回避しつつ、レーザーガンで撃ち合う。照準先のタロスに次々とレーザーを叩き込む。タロスは直撃を受けて爆散する。
「むう――」
HBシステムを起動して敵の砲火をかわしつつ、Δレーザーライフルの射程内に入ったタロスを撃墜する。
「やってくれるな傭兵たち――」
キングスレーのティターンが加速してくると、ティムのシュトルムに襲い掛かって来る。
「アレン・キングスレーか――たやすいことではないんでの! 発射ぁ!!」
ティムは主砲であるM12強化型帯電粒子加速砲を撃ち放った。閃光がティターンを貫通する。ティターンは爆発したが、構わず突進してプロトン砲を撃ち込んで来る。

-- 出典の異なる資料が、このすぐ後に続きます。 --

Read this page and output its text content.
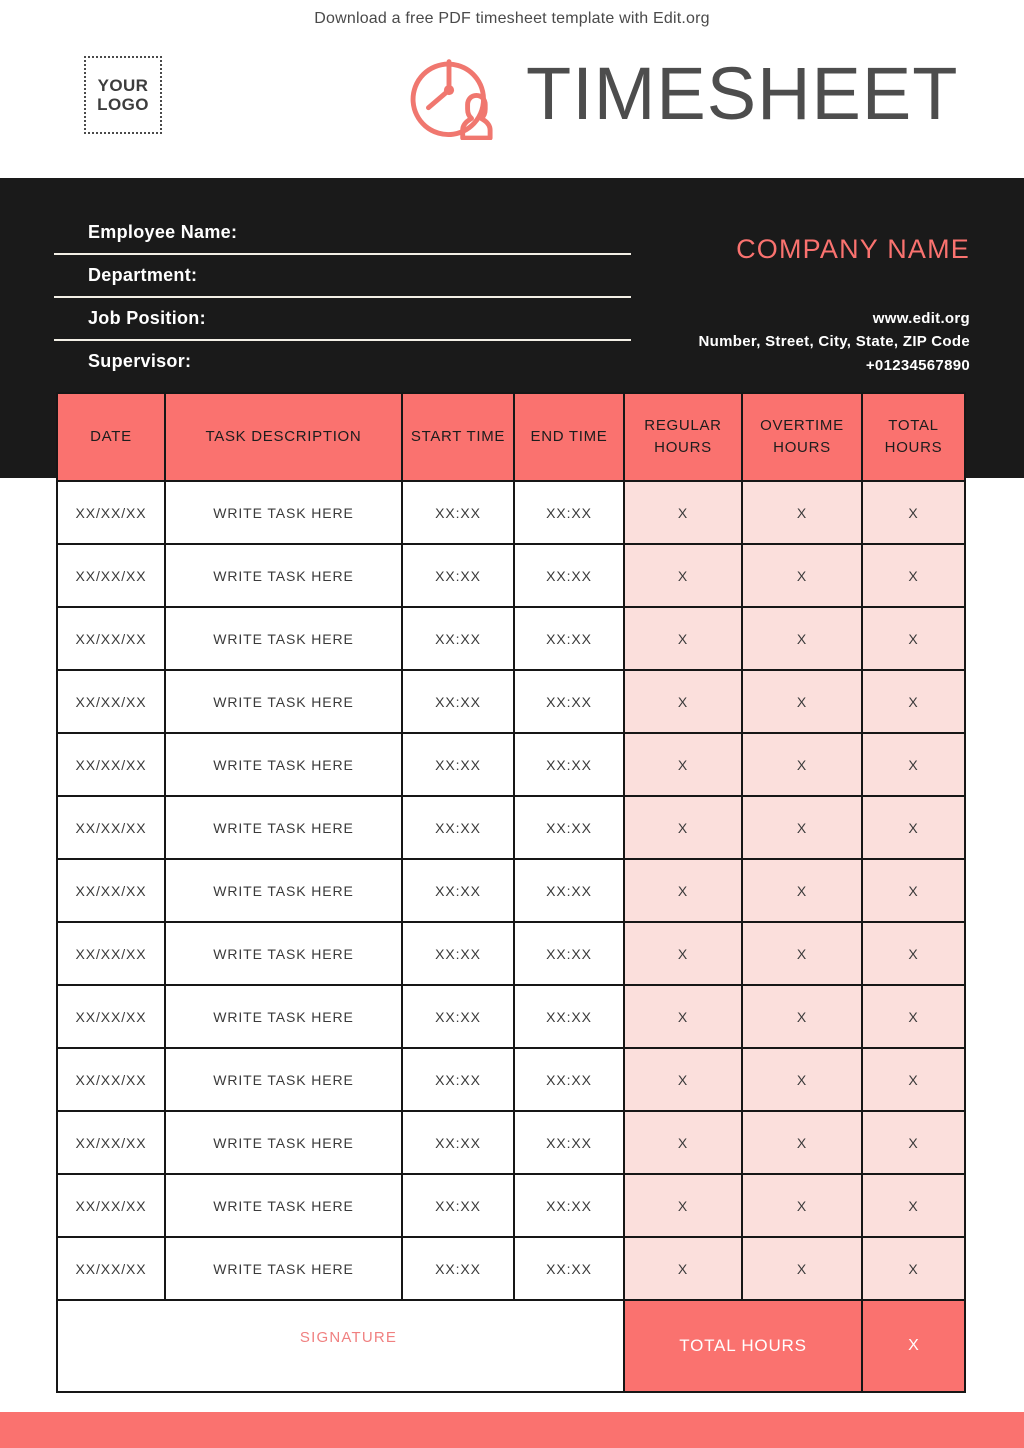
Download a free PDF timesheet template with Edit.org
YOUR
LOGO	TIMESHEET
Employee Name:
Department:
Job Position:
Supervisor:
COMPANY NAME
www.edit.org
Number, Street, City, State, ZIP Code
+01234567890
DATE	TASK DESCRIPTION	START TIME	END TIME	REGULAR HOURS	OVERTIME HOURS	TOTAL HOURS
XX/XX/XX	WRITE TASK HERE	XX:XX	XX:XX	X	X	X
XX/XX/XX	WRITE TASK HERE	XX:XX	XX:XX	X	X	X
XX/XX/XX	WRITE TASK HERE	XX:XX	XX:XX	X	X	X
XX/XX/XX	WRITE TASK HERE	XX:XX	XX:XX	X	X	X
XX/XX/XX	WRITE TASK HERE	XX:XX	XX:XX	X	X	X
XX/XX/XX	WRITE TASK HERE	XX:XX	XX:XX	X	X	X
XX/XX/XX	WRITE TASK HERE	XX:XX	XX:XX	X	X	X
XX/XX/XX	WRITE TASK HERE	XX:XX	XX:XX	X	X	X
XX/XX/XX	WRITE TASK HERE	XX:XX	XX:XX	X	X	X
XX/XX/XX	WRITE TASK HERE	XX:XX	XX:XX	X	X	X
XX/XX/XX	WRITE TASK HERE	XX:XX	XX:XX	X	X	X
XX/XX/XX	WRITE TASK HERE	XX:XX	XX:XX	X	X	X
XX/XX/XX	WRITE TASK HERE	XX:XX	XX:XX	X	X	X
SIGNATURE				TOTAL HOURS		X
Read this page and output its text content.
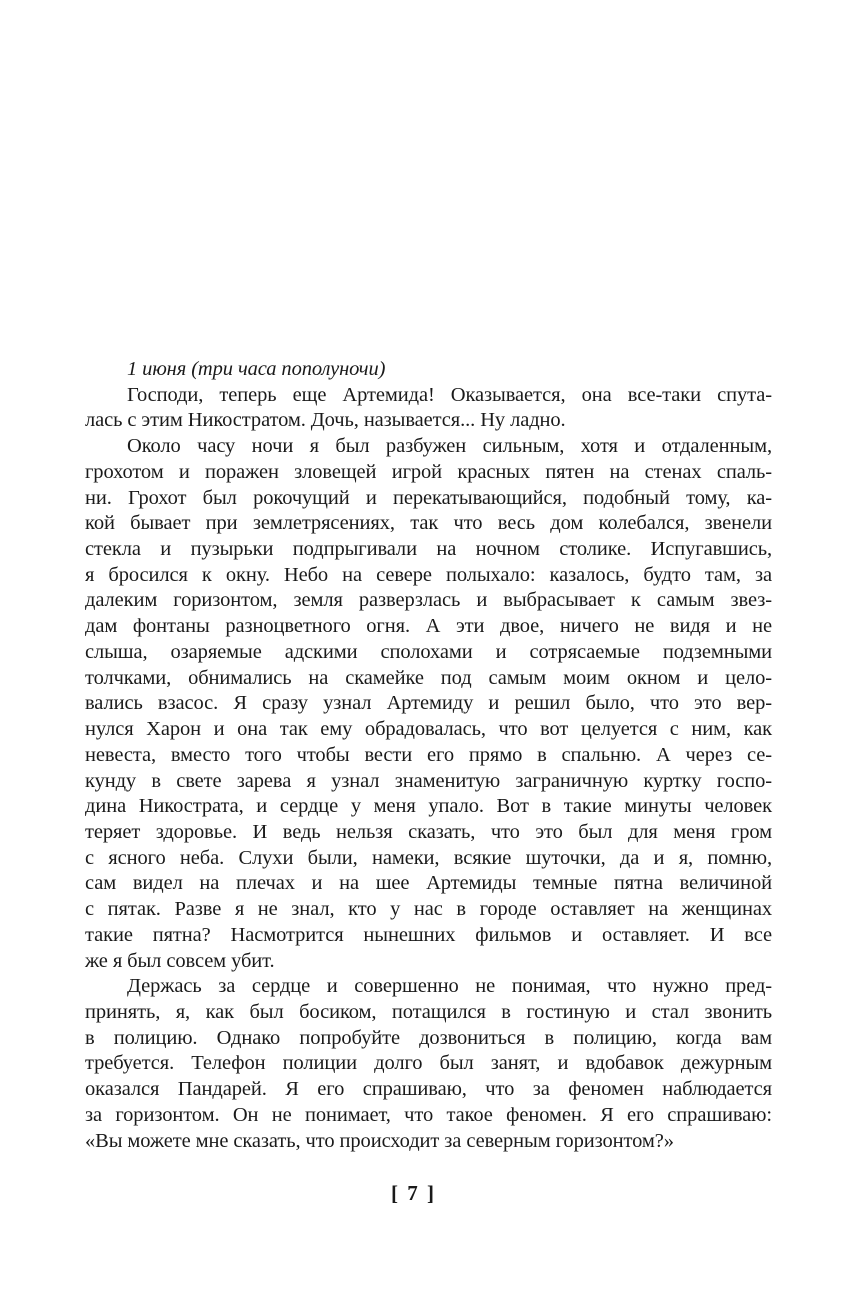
1 июня (три часа пополуночи)
Господи, теперь еще Артемида! Оказывается, она все-таки спута-
лась с этим Никостратом. Дочь, называется... Ну ладно.
Около часу ночи я был разбужен сильным, хотя и отдаленным,
грохотом и поражен зловещей игрой красных пятен на стенах спаль-
ни. Грохот был рокочущий и перекатывающийся, подобный тому, ка-
кой бывает при землетрясениях, так что весь дом колебался, звенели
стекла и пузырьки подпрыгивали на ночном столике. Испугавшись,
я бросился к окну. Небо на севере полыхало: казалось, будто там, за
далеким горизонтом, земля разверзлась и выбрасывает к самым звез-
дам фонтаны разноцветного огня. А эти двое, ничего не видя и не
слыша, озаряемые адскими сполохами и сотрясаемые подземными
толчками, обнимались на скамейке под самым моим окном и цело-
вались взасос. Я сразу узнал Артемиду и решил было, что это вер-
нулся Харон и она так ему обрадовалась, что вот целуется с ним, как
невеста, вместо того чтобы вести его прямо в спальню. А через се-
кунду в свете зарева я узнал знаменитую заграничную куртку госпо-
дина Никострата, и сердце у меня упало. Вот в такие минуты человек
теряет здоровье. И ведь нельзя сказать, что это был для меня гром
с ясного неба. Слухи были, намеки, всякие шуточки, да и я, помню,
сам видел на плечах и на шее Артемиды темные пятна величиной
с пятак. Разве я не знал, кто у нас в городе оставляет на женщинах
такие пятна? Насмотрится нынешних фильмов и оставляет. И все
же я был совсем убит.
Держась за сердце и совершенно не понимая, что нужно пред-
принять, я, как был босиком, потащился в гостиную и стал звонить
в полицию. Однако попробуйте дозвониться в полицию, когда вам
требуется. Телефон полиции долго был занят, и вдобавок дежурным
оказался Пандарей. Я его спрашиваю, что за феномен наблюдается
за горизонтом. Он не понимает, что такое феномен. Я его спрашиваю:
«Вы можете мне сказать, что происходит за северным горизонтом?»
[ 7 ]
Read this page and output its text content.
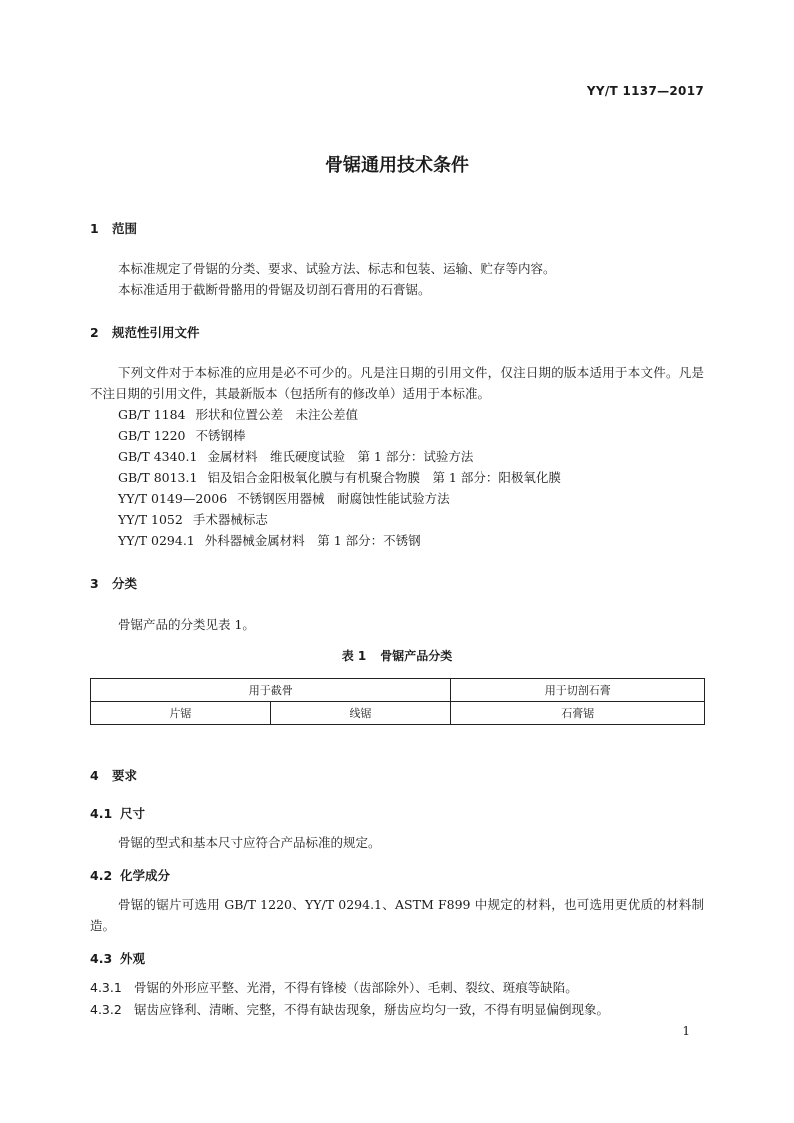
YY/T 1137—2017
骨锯通用技术条件
1 范围
本标准规定了骨锯的分类、要求、试验方法、标志和包装、运输、贮存等内容。
本标准适用于截断骨骼用的骨锯及切剖石膏用的石膏锯。
2 规范性引用文件
下列文件对于本标准的应用是必不可少的。凡是注日期的引用文件，仅注日期的版本适用于本文件。凡是不注日期的引用文件，其最新版本（包括所有的修改单）适用于本标准。
GB/T 1184 形状和位置公差　未注公差值
GB/T 1220 不锈钢棒
GB/T 4340.1 金属材料　维氏硬度试验　第 1 部分：试验方法
GB/T 8013.1 铝及铝合金阳极氧化膜与有机聚合物膜　第 1 部分：阳极氧化膜
YY/T 0149—2006 不锈钢医用器械　耐腐蚀性能试验方法
YY/T 1052 手术器械标志
YY/T 0294.1 外科器械金属材料　第 1 部分：不锈钢
3 分类
骨锯产品的分类见表 1。
表 1 骨锯产品分类
用于截骨		用于切剖石膏
片锯	线锯	石膏锯
4 要求
4.1 尺寸
骨锯的型式和基本尺寸应符合产品标准的规定。
4.2 化学成分
骨锯的锯片可选用 GB/T 1220、YY/T 0294.1、ASTM F899 中规定的材料，也可选用更优质的材料制造。
4.3 外观
4.3.1 骨锯的外形应平整、光滑，不得有锋棱（齿部除外）、毛刺、裂纹、斑痕等缺陷。
4.3.2 锯齿应锋利、清晰、完整，不得有缺齿现象，掰齿应均匀一致，不得有明显偏倒现象。
1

凄まじい衝撃に包まれるシュトルム。爆発を起こして傾く。
「やりおるのティターン――さすがはヨリシロじゃ」
ティムは旋回して回避行動を取る。
「そこまでですよキングスレー」
ソードが突進する。エニセイを連射する。激しい銃撃がティターンを後退させる。
「フレイアか‥‥全く信じ難い奴だよ」
キングスレーはプロトン砲で牽制しながら距離を保つ。
「わしの力では及ばぬかもしれぬが――これでも受けるがよい」
ティムはEBシステムを起動して粒子加速砲の一撃を見舞う。直撃――!
「ちっ‥‥! 小癪な」
「キングスレー司令官!」
「どうした」
「地上部隊が後退します。UPCがグナへ突入します」
「これ以上は持たないか」
「どうやらそのようです」
「分かった。撤収だ。全部隊を撤収させろ。作戦は終了だ」
「は――!」
そうして、ワームは反転すると、戦場から離脱する。
そうしてグナへ入った傭兵たちは、人質を確保してバグアの基地と化した旧市街を制圧した。
「人質情報は確かだったか‥‥残るは‥‥」
傭兵たちはボーパールのUPC軍基地へ急いで引き返した。
「スパイは見つかったか――」
絶斗の問いに、ジドは肩をすくめた。
「いや、不審な動きは無かったぞ。本当にスパイがいると思うのか」
「情報漏れがあったのは間違いない」
兼元は司令室の中を見渡した。
と、若い士官がやってきた。ジドの副官カーシーである。
「司令官、依頼のあったスパイ調査の件ですが」
傭兵たちは驚いたようにジドを見た。
「彼は?」
「副官のカーシーだよ。それで?」
「基地内からの通信を確認しました」
カーシーは端末を操作すると、それを再生した。
――基地が手薄になれば、機会はあるはずです。
――グナなどいつでも取り戻せるが、勢いの出てきたジャディフは早く片づけたい。アーガ、任務を果たせ。
「一人はキングスレーだ。アーガって?」
「この通信は確かか」
「声紋は一致しています」
「アーガを拘留する。警備を呼べ」
ジドは情報部門へ向かうが、アーガの姿は無かった。
「くそ‥‥全館を封鎖しろ! アーガを逃がすなと言え!」
そこへ連絡が入る。
「司令官、北東出入り口で警備兵が射殺体で発見されました」
「突破されたか‥‥」
「スパイですか?」
孫六の問いにジドは吐息した。
「お前たちが正しかった。情報部門の士官がスパイだった。逃げられたよ」
「あなたが無事で良かった」
傭兵たちの言葉にジドは肩をすくめると、市内全域の部隊に非常線を張るように通達を出したが、アーガが捕まることは無かった。